So erstellen Sie eine Reverse-Charge-Rechnung (EU):
- Gehen Sie zu Rechnungen → Neue Rechnung
- Wählen Sie Ihren EU-Kunden und prüfen Sie, ob die USt-IdNr. beim Kunden hinterlegt ist
- Aktivieren Sie im Rechnungsformular den Schalter "Reverse Charge (Steuerschuldnerschaft des Leistungsempfängers)"; MyCompanyDesk schlägt ihn bei EU-Geschäftskunden automatisch vor
- Die MwSt. aller Positionen springt automatisch auf 0 %, manuelle Änderungen sind nicht nötig
- Prüfen Sie in der Vorschau den Reverse-Charge-Hinweis und senden Sie die Rechnung
Reverse-Charge-Rechnungen werden vor dem Versenden geprüft: der Kunde muss über eine USt-IdNr. verfügen und die Rechnung muss in jeder Position 0% (sources/vat-rates.yaml#countries.NL.zero) ausweisen. Diese Prüfungen laufen auch, wenn Sie Rechnungen massenhaft freigeben oder versenden.

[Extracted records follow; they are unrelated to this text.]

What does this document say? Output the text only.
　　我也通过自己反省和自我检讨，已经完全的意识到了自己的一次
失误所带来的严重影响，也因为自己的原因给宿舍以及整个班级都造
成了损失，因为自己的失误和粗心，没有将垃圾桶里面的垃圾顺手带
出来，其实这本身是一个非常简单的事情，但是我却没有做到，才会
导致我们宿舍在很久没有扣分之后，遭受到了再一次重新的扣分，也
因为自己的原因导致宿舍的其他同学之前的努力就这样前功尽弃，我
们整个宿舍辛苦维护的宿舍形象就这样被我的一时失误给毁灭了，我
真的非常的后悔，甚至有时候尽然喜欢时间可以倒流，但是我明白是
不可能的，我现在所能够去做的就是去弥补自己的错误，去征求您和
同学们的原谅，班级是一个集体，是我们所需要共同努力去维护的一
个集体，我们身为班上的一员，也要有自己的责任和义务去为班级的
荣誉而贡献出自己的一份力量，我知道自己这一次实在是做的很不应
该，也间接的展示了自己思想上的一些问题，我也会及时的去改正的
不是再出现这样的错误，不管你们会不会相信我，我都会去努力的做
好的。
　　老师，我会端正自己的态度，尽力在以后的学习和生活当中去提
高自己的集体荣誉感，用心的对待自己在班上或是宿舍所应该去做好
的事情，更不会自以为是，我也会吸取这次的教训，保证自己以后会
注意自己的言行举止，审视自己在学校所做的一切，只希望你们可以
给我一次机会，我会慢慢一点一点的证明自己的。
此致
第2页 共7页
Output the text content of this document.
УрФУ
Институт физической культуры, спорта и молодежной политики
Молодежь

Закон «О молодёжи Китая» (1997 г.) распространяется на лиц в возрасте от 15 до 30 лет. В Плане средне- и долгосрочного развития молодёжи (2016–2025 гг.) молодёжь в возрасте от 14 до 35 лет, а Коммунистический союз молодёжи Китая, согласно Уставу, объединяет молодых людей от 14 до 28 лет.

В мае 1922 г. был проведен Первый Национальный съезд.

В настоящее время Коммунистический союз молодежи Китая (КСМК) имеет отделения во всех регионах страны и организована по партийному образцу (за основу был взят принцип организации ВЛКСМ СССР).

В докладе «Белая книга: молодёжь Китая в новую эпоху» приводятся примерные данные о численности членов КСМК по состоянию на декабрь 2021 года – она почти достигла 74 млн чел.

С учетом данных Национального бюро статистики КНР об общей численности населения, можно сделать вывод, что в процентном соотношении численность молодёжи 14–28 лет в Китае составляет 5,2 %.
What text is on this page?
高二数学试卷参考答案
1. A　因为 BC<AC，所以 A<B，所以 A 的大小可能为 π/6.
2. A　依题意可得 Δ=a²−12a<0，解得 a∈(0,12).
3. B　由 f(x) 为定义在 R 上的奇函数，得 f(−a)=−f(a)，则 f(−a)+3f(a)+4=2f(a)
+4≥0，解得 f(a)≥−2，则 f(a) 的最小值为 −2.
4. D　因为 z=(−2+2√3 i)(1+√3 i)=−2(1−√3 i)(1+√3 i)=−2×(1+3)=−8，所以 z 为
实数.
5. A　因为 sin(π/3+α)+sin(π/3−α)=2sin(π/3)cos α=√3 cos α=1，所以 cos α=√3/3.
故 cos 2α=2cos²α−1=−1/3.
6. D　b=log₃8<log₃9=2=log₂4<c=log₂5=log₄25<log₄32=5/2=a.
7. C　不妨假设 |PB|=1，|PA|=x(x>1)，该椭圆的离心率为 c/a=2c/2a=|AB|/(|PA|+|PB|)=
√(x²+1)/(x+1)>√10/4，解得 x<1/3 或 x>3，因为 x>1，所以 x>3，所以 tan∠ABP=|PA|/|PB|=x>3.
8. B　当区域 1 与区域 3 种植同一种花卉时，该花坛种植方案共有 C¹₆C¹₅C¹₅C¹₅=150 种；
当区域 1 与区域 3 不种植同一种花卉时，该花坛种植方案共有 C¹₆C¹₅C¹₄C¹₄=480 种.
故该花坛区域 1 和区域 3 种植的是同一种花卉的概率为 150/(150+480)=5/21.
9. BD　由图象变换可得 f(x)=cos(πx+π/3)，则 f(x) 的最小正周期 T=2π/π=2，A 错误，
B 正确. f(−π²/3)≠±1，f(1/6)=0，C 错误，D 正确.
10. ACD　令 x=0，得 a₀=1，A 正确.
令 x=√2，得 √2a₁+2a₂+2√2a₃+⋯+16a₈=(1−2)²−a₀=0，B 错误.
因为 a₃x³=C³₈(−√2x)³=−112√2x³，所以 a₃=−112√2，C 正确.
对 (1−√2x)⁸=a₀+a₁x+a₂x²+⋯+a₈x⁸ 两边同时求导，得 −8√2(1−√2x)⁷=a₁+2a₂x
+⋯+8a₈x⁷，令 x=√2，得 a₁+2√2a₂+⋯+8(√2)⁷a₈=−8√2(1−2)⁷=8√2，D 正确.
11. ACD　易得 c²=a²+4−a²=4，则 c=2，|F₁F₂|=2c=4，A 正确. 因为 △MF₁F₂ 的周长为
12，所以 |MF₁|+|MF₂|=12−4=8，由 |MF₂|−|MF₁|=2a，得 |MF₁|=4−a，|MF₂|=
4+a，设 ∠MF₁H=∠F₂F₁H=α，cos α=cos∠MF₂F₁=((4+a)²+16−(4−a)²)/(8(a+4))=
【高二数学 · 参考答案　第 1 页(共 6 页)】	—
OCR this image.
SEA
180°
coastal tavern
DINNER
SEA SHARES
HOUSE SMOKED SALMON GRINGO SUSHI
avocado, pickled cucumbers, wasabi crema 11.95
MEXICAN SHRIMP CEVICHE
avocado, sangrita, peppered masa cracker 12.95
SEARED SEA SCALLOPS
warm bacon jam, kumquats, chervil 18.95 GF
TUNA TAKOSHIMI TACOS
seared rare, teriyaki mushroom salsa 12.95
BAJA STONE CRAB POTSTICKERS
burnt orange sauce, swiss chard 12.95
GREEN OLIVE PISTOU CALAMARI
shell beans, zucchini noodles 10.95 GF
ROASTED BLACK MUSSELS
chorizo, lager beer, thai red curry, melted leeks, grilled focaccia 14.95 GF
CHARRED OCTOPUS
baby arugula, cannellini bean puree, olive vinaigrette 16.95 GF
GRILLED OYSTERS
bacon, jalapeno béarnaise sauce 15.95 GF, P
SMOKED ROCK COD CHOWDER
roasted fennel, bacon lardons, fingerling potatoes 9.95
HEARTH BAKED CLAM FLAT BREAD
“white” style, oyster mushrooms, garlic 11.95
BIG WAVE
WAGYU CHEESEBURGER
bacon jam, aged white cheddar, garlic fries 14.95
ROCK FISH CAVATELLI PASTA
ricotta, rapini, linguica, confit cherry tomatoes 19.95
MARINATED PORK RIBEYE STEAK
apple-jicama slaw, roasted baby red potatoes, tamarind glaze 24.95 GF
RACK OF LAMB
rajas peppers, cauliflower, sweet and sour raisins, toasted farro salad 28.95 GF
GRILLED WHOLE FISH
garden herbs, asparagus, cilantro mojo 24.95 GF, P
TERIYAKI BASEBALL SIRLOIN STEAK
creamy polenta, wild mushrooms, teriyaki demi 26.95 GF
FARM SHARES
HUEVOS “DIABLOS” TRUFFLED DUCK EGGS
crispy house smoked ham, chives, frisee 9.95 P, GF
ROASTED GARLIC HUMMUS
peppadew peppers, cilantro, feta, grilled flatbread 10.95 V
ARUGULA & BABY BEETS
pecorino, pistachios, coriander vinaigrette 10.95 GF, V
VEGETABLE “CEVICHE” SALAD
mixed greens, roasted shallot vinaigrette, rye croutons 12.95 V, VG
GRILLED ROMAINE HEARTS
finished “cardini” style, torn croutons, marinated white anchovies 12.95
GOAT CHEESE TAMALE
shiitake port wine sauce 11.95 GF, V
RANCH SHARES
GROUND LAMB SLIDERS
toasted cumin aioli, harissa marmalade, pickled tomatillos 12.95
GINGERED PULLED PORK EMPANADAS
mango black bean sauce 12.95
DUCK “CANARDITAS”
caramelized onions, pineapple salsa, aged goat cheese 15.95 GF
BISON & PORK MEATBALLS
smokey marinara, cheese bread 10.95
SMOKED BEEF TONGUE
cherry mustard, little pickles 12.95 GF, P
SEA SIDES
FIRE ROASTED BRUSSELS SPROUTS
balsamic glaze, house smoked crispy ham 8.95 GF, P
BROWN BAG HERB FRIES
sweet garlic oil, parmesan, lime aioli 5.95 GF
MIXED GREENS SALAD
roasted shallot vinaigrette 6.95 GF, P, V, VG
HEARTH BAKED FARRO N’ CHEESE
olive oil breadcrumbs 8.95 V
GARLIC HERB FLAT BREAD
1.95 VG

Tipp: Der Schalter ist im Rechnungsformular immer verfügbar; Sie müssen vorher nichts in Ihren Einstellungen aktivieren.
Ausgaben mit Reverse Charge
Wenn Sie eine Reverse-Charge-Rechnung von einem Lieferanten erhalten, muss MyCompanyDesk die Herkunft des Lieferanten kennen, um die MwSt. in die richtige Rubrik der Aangifte einzuordnen:
- Ein niederländischer Lieferant mit KVK-Nummer oder Land NL landet in Rubrik 2a (inländische Reverse Charge).
- Ein Lieferant aus einem anderen EU-Land landet in Rubrik 4b (innergemeinschaftlicher Erwerb).
Fehlt das Land oder die KVK-Nummer, markiert die Prüfung vor der Abgabe auf der USt.-Seite die Ausgabe und blockiert die Abgabe, bis Sie es ergänzt haben. Öffnen Sie die Ausgabe, ergänzen Sie das fehlende Land oder die KVK-Nummer, und führen Sie die Prüfungen erneut aus.